On my recent travels through Kansas, preparing for a tour of parts of the western United States, I wandered into a bookstore in Manhattan, Kansas. A new book by Matthew Pearl, The Dante Club, caught my eye. I don't normally favor murder mysteries, but I thumbed through the book and was immediately taken by the story being based in Boston, right after the American Civil War. Then I glimpsed the names of Longfellow, Lowell, Oliver Wendell Holmes, J. T. Fields and George Washington Greene - four of my favorite authors and the most prominent publisher in Boston in the 1860 era. The name of Dante Alighieri immediately moved me further because he is are high among my favorite authors and, like the Americans noted here, he produced works which will persevere through the ages to come. Now when thoughts of these worthies combined in my mind with Boston, the town where I was born and raised, well, the book was absolutely irresistible. I bought it and commenced reading.

A good portion of the plot is based on the existence of extensive catacombs and tunnels dug under the streets of Boston for use by The Underground Railroad and also used for entombment of church members. I spent a good portion of my formative years in Boston and during that time I spent many days and evenings walking about those glorious streets. Never did I hear of underground tunnels. As you can well imagine, my interest was piqued and my curiosity was aroused beyond my ability to resist traveling home.

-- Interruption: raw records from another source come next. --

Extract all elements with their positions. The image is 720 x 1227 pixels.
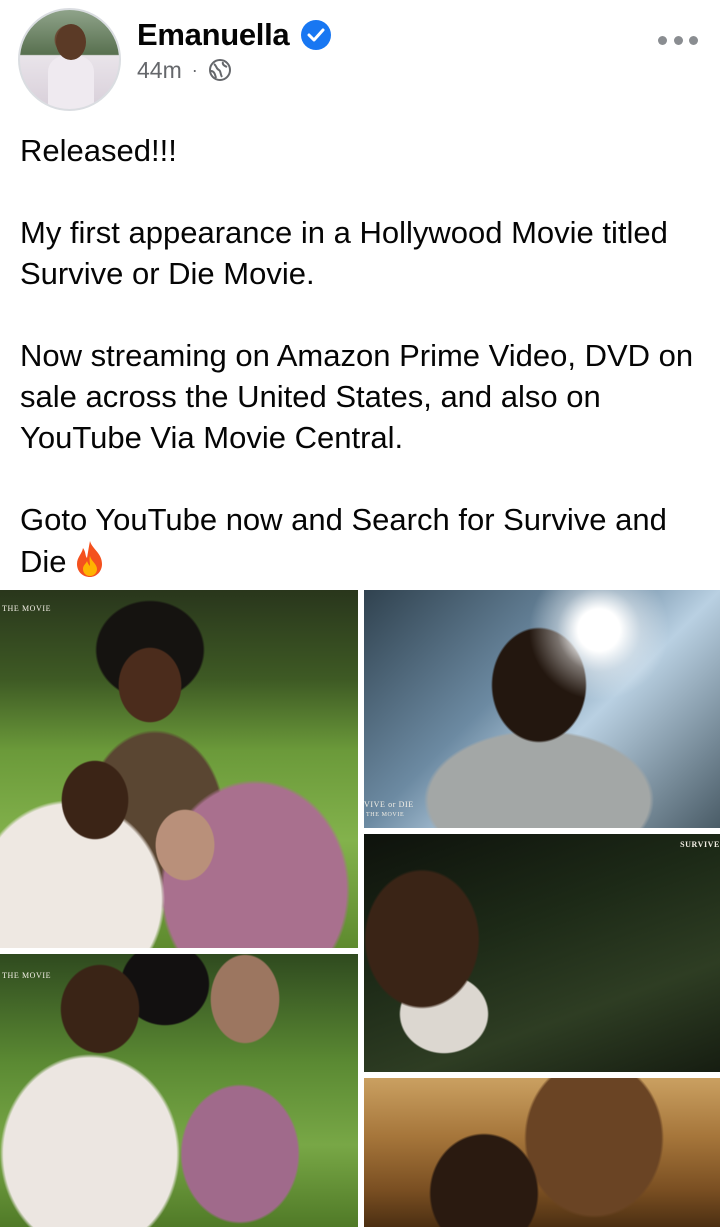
post-text: Released!!! My first appearance in a Hol… bbox=[20, 133, 694, 579]
post-timestamp[interactable]: 44m bbox=[137, 57, 182, 84]
photo-5[interactable] bbox=[364, 1078, 720, 1227]
verified-badge-icon bbox=[301, 20, 332, 50]
more-dot bbox=[658, 35, 667, 45]
photo-2[interactable]: VIVE or DIE THE MOVIE bbox=[364, 590, 720, 828]
post-meta: 44m · bbox=[137, 56, 232, 84]
more-options-icon[interactable] bbox=[658, 28, 698, 52]
photo-caption-sub: THE MOVIE bbox=[366, 812, 405, 818]
post-body: Released!!! My first appearance in a Hol… bbox=[20, 130, 710, 582]
photo-caption: THE MOVIE bbox=[2, 971, 52, 980]
avatar-shirt bbox=[48, 56, 94, 109]
author-name[interactable]: Emanuella bbox=[137, 17, 290, 53]
fire-emoji-icon bbox=[73, 540, 107, 578]
post-header: Emanuella 44m · bbox=[0, 0, 720, 120]
photo-grid: THE MOVIE VIVE or DIE THE MOVIE SURVIVE … bbox=[0, 590, 720, 1227]
photo-caption: THE MOVIE bbox=[2, 604, 52, 613]
more-dot bbox=[673, 35, 683, 45]
meta-separator: · bbox=[191, 59, 198, 80]
author-row: Emanuella bbox=[137, 15, 332, 55]
photo-4[interactable]: THE MOVIE bbox=[0, 954, 358, 1227]
photo-3[interactable]: SURVIVE bbox=[364, 834, 720, 1072]
globe-icon[interactable] bbox=[208, 58, 232, 82]
avatar-face bbox=[56, 24, 86, 60]
more-dot bbox=[689, 35, 698, 45]
author-avatar[interactable] bbox=[18, 8, 121, 111]
photo-1[interactable]: THE MOVIE bbox=[0, 590, 358, 948]
photo-caption: SURVIVE bbox=[680, 840, 720, 849]
photo-caption: VIVE or DIE bbox=[364, 800, 414, 809]
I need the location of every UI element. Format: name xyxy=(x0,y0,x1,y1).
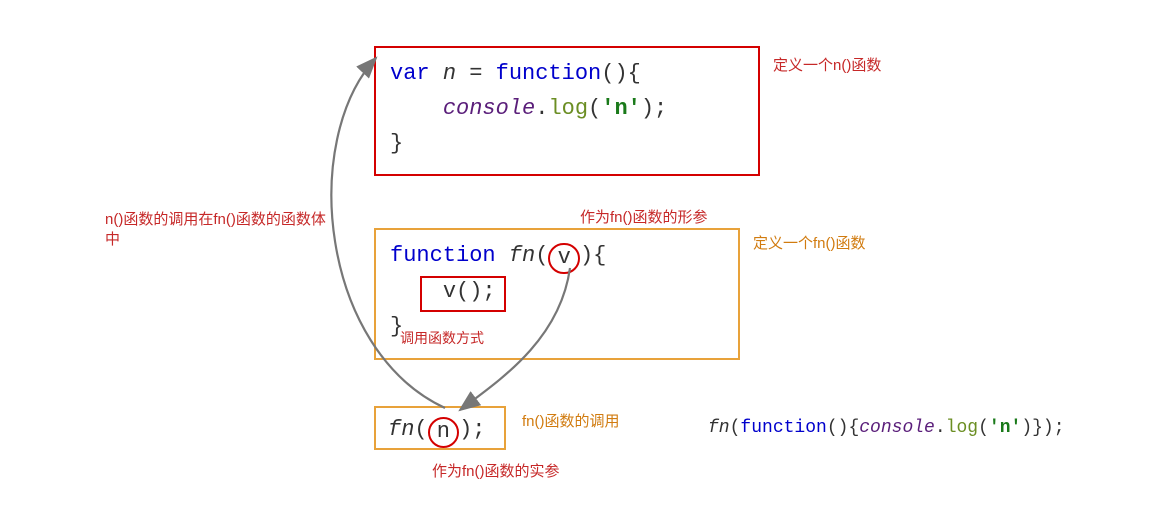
inline-equivalent-code: fn(function(){console.log('n')}); xyxy=(708,418,1065,438)
annotation-fn-invoke: fn()函数的调用 xyxy=(522,412,620,432)
arg-n-circle: n xyxy=(428,417,460,449)
open-paren-3: ( xyxy=(414,417,427,442)
annotation-define-fn: 定义一个fn()函数 xyxy=(753,234,866,254)
param-v-circle: v xyxy=(548,243,580,275)
annotation-fn-param: 作为fn()函数的形参 xyxy=(580,208,708,228)
var-n: n xyxy=(443,61,456,86)
fn-call-name: fn xyxy=(388,417,414,442)
code-text-fn-call: fn( n); xyxy=(376,408,504,452)
inline-console: console xyxy=(859,418,935,438)
keyword-function-2: function xyxy=(390,243,496,268)
annotation-call-fn-way: 调用函数方式 xyxy=(400,329,484,348)
inline-end: ); xyxy=(1043,418,1065,438)
inline-fn: fn xyxy=(708,418,730,438)
paren-brace: (){ xyxy=(601,61,641,86)
fn-name: fn xyxy=(509,243,535,268)
param-v: v xyxy=(558,245,571,270)
annotation-n-call-in-fn: n()函数的调用在fn()函数的函数体中 xyxy=(105,210,335,251)
string-n: 'n' xyxy=(601,96,641,121)
code-text-n-def: var n = function(){ console.log('n'); } xyxy=(376,48,758,170)
inline-dot: . xyxy=(935,418,946,438)
arg-n: n xyxy=(437,419,450,444)
code-block-n-def: var n = function(){ console.log('n'); } xyxy=(374,46,760,176)
after-param: ){ xyxy=(580,243,606,268)
inline-open: ( xyxy=(730,418,741,438)
close-3: ); xyxy=(459,417,485,442)
v-call-highlight xyxy=(420,276,506,312)
inline-str-open: ( xyxy=(978,418,989,438)
annotation-define-n: 定义一个n()函数 xyxy=(773,56,881,76)
inline-log: log xyxy=(946,418,978,438)
console-obj: console xyxy=(443,96,535,121)
inline-after-fn: (){ xyxy=(827,418,859,438)
eq-sign: = xyxy=(456,61,496,86)
log-method: log xyxy=(548,96,588,121)
dot: . xyxy=(535,96,548,121)
diagram-stage: var n = function(){ console.log('n'); } … xyxy=(0,0,1169,513)
open-paren: ( xyxy=(588,96,601,121)
annotation-fn-arg: 作为fn()函数的实参 xyxy=(432,462,560,482)
open-paren-2: ( xyxy=(535,243,548,268)
inline-str: 'n' xyxy=(989,418,1021,438)
keyword-var: var xyxy=(390,61,430,86)
indent xyxy=(390,96,443,121)
inline-str-close: )} xyxy=(1021,418,1043,438)
close-stmt: ); xyxy=(641,96,667,121)
code-block-fn-call: fn( n); xyxy=(374,406,506,450)
keyword-function: function xyxy=(496,61,602,86)
inline-kw-function: function xyxy=(740,418,826,438)
close-brace: } xyxy=(390,131,403,156)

I am writing this from Boston. I cannot find any evidence of underground excavations, except for this news item about a discovery in a churchyard cemetery: http://tinyurl.com/yu3zab

This hardly fits the bill for me. However, the idea of mysterious burial catacombs under the streets of Boston is truly in keeping with the "spirit" of the next few days. Thinking of the darker parts of the history of Boston - of Massachusetts, for that matter - reminds me of what modern society might say about the post medieval mindset of some of the early settlers of this area; truly of all of New England. How far away were these people from ghosts and daemons and ghosts and spirits and the "undead"? Not far at all.

So what do I intend to do for the next few days? I'm going to catch up visiting with my mother and my father and Fez. I'm also going to spend much of the next two nights silently pacing through many area church yards. Will there be catacombs there? Maybe not. Will I feel the presence of early Bostonians? Yes I will.